Smart capable personal assistants can be very useful. You give them vague and inconsistent instructions, and they “do what I mean” (DWIM), fixing your mistakes. If you empower them to control your interactions, you need less fear mistakes messing up your interactions.
In addition to arbitration agreements (already mentioned) another example (albeit rudimentary) of private law in practice are covenants in homeowners' associations. But Robin, I take your point that these are nowhere near the scope of what you have in mind when you say "private law"
Individuals don't need law which is almost entirely interpersonal.
To a degree any employer or educational institution has a sort of private law. Generally the stiffest punishment they can hand out is banishment from the community, but they've got wide latitude in setting the rules. One notable example has been the current Dept. of Education pressuring private colleges to adopt a lower standard of proof for determination of sex crimes.
But if the religious group has them sign some kind of bonkers contract when they join the group, and our government will enforce that contract, that might be quite difficult.
Would the government enforce a contract for indentured servitude if the individuals chose to opt out of the 13th Amendment?
But is Robin necessarily committed to allowing people to opt out of any law? Is the only reason for outlawing indentured servitude to protect people from their own mistakes? No - slavery was abolished in part because it was a competitive threat to free labor.
Private law seems to happen in practice, and indeed maybe it should happen more frequently.
Stop a moment and consider. How many times in our lives have we each consulted a third-party referee to decide about some conflict we're having with someone? Now how many of those third-party referees were officers of the judicial system?
Arbitration has already been mentioned.
I don't know if it's technical "arbitration", but note that many of the details of divorce agreements are often brokered through a third party.
Two other broad examples are the bylaws of a club, and the official rules of a sport. In both cases, even if you go to court, the court is going to defer heavily to the private laws you implicitly agreed on by becoming a member of the club or a participant in the sport.
Can we formulate that concept without using the idea of 'we'? What's an individualist to do?
It's hard to make private law work because for it to apply, all the people involved have to be subject to the same private law.
Traditionally, this could be applied to family law, with family law differing based on one's religion or ethnicity. But that only works because each religion or ethnicity was endogamous.
The one modern application I know of is the arbitration clauses in contracts. But in most cases, those are adhesion contracts, and the clause is optimized by one side to minimize its liability. That's not a good example to argue that private law should be used more.
I think this related. I was thinking the other day that to solve the problem that sales taxes put in-state businesses at a disadvantage, the states could offer a fraud protection service to all people who make their out of state purchases using states payment system that collects the sales tax. It would be in keeping with Government helping citizens avoiding mistakes. It is arguably part of what you get when you buy local in the states are of regulation.
In that article, Robin brings up a contract with Haliburton where she was raped and the contract required that she settle it with arbitration. I thinki that counts as a contract of adhesion, although Robin was vague about whether he thinks that contract should be considered legal in his ideal world.
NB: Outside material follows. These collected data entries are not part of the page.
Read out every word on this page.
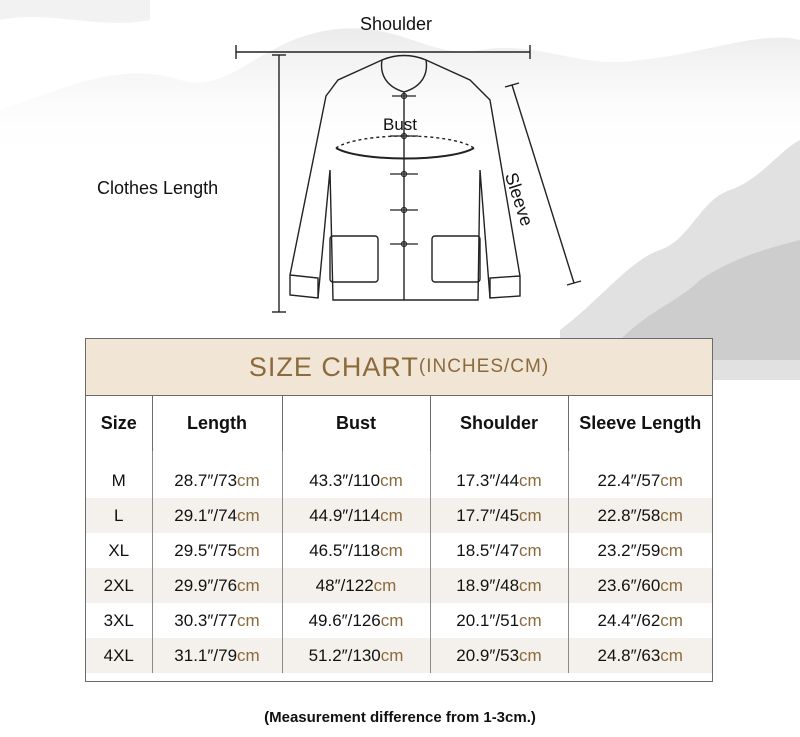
Shoulder
Bust
Clothes Length	Sleeve
SIZE CHART (INCHES/CM)
Size	Length	Bust	Shoulder	Sleeve Length

M	28.7″/73cm	43.3″/110cm	17.3″/44cm	22.4″/57cm
L	29.1″/74cm	44.9″/114cm	17.7″/45cm	22.8″/58cm
XL	29.5″/75cm	46.5″/118cm	18.5″/47cm	23.2″/59cm
2XL	29.9″/76cm	48″/122cm	18.9″/48cm	23.6″/60cm
3XL	30.3″/77cm	49.6″/126cm	20.1″/51cm	24.4″/62cm
4XL	31.1″/79cm	51.2″/130cm	20.9″/53cm	24.8″/63cm
(Measurement difference from 1-3cm.)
Historically religious groups are the power users of private law. People often decide that they wish to leave a religious group. But if the religious group has them sign some kind of bonkers contract when they join the group, and our government will enforce that contract, that might be quite difficult. And people would be perfectly willing to make some sort of costly public declaration upon joining a new church. Should that be fine?
Aren't international companies allowed to specify in the contract which country will arbitrate any disputes? The same if contracting with someone from another country?
Which leads me to suspect your interest is not your own law, which is as common as any club or organization, but the means of forcing others not under your law to deal with you under your law, the privilege of the powerful, but why would anyone want to unless you were indeed powerful. All you must do is become powerful. No shortcuts for that though.
I think he's just suggesting that the rule not be applied to contracts of adhesion.
Religious denominations have different laws and we can decide which ones to belong to and follow and which to leave but that doesn't require civil law to accept people can't leave once entered. While there is a range for such law which generally falls under communes or less kindly, cults, it has little use when it comes to dealing between people of different communities, and even less when most interactions are between those of different communities. No one else is going to be interested in dealing with yours unless it is a large, powerful, or close knit one they want to deal with or join. These are often incompatible with democracy.which does require a common basis.
Hanson deals with this problem in his "private law" link.
Meta-laws limiting choice of law have little to do with preventing mistakes. Casting it in this light keeps you from confronting the real reasons. One is limiting the effects of unequal bargaining power. Another is the inefficiency (and potential inaccuracy) involved in judges having to learn different sets of laws.